While the news is full of scary and unpredictable hackers accessing data and money with all types of impressive hacks, we are often also our own biggest security enemy. Careless safekeeping of internet connected devices (e.g. mobile phone, iPad, Kindle, smartwatch, etc.) are playing into the hands of malicious thieves and opportunistic finders.
The main strategy of identity theft is to amass data – and with a little bit of patience, there is a lot to find. General data available on the internet, combined with social media information, plus data from smart watches, fitness trackers and, if available, smart meters, smart fridges and many more give a great all-round idea of your personal identity. The more details can be found about a user, the easier and the more sophisticated a targeted attack aimed at identity theft can be.
Social engineering is the act of manipulating people so they give up confidential information. The types of information that criminals are seeking can vary, but when individuals are targeted, the criminals are usually trying to deceive the user into giving them passwords or bank information. Or they could be trying to access a computer in order to secretly install malicious software that will then give them access to personal information, as well as giving them control over the computer. Typically, social engineering hacks are done in the form of phishing emails, which seek to have you divulge your information, or redirects to websites like banking or shopping sites that look legitimate, enticing you to enter your details.
A denial of service (DoS) attack happens when a service that would usually work is unavailable. There can be many reasons for unavailability, but it usually refers to infrastructure that cannot cope due to capacity overload. In a Distributed Denial of Service (DDoS) attack, a large number of systems maliciously attack one target. This is often done through a botnet, where many devices are programmed (often unbeknownst to the owner) to request a service at the same time.
In comparison to hacking attacks like phishing or brute-force attacks, DoS doesn’t usually try to steal information or leads to security loss, but the loss of reputation for the affected company can still cost a lot of time and money. Often customers also decide to switch to a competitor, as they fear security issues or simply can’t afford to have an unavailable service. Often a DoS attack lends itself to activists and blackmailers.
A major concern in the IoT is the assurance of privacy. How will consumer data be used and by whom? An environment where your home, office, vehicles, appliances, office equipment and many other devices are connected to the internet raises new concerns for both consumers and businesses about where their data will go and how, of course, it will be used. Companies will have to evaluate the policies for privacy and data security to up their game and ensure collected data is safeguarded and kept private. Only when companies start doing this, there will be assurances of privacy.
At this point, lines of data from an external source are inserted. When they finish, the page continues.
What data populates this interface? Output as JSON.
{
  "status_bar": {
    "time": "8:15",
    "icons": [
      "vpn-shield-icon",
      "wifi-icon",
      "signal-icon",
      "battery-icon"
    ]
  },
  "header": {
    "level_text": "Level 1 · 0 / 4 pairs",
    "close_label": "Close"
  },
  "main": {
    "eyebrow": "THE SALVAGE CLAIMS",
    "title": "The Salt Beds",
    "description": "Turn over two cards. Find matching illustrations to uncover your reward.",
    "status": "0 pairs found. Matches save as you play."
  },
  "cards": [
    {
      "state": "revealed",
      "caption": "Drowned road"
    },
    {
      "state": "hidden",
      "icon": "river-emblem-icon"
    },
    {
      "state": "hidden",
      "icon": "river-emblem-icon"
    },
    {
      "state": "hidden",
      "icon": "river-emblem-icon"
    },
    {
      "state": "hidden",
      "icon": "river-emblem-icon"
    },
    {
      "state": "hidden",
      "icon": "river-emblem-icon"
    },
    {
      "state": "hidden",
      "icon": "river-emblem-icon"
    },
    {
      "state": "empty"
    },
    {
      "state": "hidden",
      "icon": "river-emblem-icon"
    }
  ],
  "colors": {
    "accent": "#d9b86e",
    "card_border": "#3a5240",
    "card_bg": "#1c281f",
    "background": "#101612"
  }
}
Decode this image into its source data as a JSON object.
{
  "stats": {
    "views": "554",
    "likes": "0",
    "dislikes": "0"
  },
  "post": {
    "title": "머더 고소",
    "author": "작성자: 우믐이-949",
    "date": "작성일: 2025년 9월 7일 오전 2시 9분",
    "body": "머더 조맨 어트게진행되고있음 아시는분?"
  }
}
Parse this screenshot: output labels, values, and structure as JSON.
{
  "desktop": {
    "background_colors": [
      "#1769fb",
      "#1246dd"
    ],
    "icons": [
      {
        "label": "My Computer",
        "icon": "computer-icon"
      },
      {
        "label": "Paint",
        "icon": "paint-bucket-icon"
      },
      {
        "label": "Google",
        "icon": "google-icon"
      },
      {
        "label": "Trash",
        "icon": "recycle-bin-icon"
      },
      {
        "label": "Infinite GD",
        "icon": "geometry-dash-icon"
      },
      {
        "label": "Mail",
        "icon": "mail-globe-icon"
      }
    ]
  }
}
While your business is likely to be faced with numerous types of attacks over the time, the main goal is not to get distracted by the exploit of the week.
Invest your time and money in a solid security structure, focus on the most common attacks, offer regular training to your staff to ensure they are able to spot attacks when they happen. Focus on the threats that are most likely to affect your business and are most likely to have a severe outcome. The answers to security concerns are out there: in the form of increased security, authentication and management of data.